If you get in this industry and expect it to just happen, it's probably not. You may find commercial success, but you never put up the fight, gained experience to become a seasoned artist. Time is a friend, enemy, necessary, and the thing that drives us crazy. Putting in the time and not knowing what will work makes this hard.

Great memory oversea's:
So.. Going oversea's with Kevin, more specifically The South Pacific, I knew there was going to be hijinx.
I knew this was happening, and I knew the pranks were going to step up a notch. We usually just get the other one to look at our balls unexpectedly. We call that Monkey brain belt buckle.
But why we were in The South Pacific, we decided this is war.

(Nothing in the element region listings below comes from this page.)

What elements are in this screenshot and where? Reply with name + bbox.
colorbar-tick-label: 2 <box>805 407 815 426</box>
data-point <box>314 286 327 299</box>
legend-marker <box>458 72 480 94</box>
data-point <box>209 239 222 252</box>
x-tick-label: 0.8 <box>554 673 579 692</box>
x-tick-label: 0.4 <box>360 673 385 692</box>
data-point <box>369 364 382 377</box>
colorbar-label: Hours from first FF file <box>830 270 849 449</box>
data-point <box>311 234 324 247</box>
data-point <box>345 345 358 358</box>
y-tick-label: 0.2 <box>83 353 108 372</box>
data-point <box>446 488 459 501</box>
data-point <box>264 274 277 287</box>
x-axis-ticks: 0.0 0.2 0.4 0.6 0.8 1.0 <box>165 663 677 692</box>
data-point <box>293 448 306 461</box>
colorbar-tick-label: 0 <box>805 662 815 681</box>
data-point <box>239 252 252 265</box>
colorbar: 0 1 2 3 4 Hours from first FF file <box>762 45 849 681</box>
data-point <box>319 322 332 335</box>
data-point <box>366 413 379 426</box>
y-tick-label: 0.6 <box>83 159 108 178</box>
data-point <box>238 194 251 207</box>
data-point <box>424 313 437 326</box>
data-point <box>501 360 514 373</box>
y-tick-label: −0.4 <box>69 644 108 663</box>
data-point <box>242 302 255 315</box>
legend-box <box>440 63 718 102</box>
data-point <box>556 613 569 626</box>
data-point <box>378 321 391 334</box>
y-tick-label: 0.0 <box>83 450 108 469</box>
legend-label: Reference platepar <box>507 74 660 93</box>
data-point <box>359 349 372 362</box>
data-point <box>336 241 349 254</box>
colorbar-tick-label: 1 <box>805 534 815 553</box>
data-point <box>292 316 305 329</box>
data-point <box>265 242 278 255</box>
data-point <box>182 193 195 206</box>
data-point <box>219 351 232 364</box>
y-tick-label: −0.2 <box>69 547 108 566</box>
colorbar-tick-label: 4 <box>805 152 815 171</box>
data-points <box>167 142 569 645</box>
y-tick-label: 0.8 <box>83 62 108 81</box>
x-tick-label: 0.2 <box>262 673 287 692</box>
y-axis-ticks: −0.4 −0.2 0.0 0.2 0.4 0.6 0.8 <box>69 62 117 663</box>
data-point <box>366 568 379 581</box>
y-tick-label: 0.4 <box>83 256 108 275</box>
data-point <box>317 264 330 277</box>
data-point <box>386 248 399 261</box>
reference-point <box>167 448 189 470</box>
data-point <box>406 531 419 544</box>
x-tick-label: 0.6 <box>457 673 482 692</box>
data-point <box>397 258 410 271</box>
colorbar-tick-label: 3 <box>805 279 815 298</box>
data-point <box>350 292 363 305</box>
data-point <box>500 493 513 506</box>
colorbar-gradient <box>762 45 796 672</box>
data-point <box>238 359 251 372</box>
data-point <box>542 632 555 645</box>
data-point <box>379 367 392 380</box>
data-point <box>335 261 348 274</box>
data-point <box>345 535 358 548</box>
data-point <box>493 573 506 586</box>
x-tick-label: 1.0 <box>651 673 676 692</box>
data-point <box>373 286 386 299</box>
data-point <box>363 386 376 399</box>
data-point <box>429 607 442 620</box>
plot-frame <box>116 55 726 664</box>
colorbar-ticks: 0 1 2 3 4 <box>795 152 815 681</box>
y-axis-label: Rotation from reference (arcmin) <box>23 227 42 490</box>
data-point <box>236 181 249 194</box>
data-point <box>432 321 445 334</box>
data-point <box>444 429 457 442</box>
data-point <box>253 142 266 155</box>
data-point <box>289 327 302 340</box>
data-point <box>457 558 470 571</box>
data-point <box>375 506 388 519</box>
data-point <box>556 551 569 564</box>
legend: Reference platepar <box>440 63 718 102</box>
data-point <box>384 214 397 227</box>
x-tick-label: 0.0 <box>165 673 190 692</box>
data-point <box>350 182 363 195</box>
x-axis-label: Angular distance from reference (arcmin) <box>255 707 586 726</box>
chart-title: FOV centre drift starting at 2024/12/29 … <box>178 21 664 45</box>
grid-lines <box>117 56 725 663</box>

Kevin started the trip by crop dusting the airplane while over the pacific.- a crop dusting is passing gas while in motion - the goal: to get everyone on a delay after you walked passed and "the victims" not know it was you and immediately blame each other.
I decided to start a new game called "Pearl Harboring." While in the south pacific, we stayed in hot huts with no AC. Right before we would leave for the day- I would sneak in Kevin's window go in the bathroom and lay logs that would make Lincoln jealous... Just imagine the type of food you eat while being on tiny atolls in the pacific... oh yea remember- Don't flush let it sit in that 100 something degree humidity and fester and mutate in the room all day.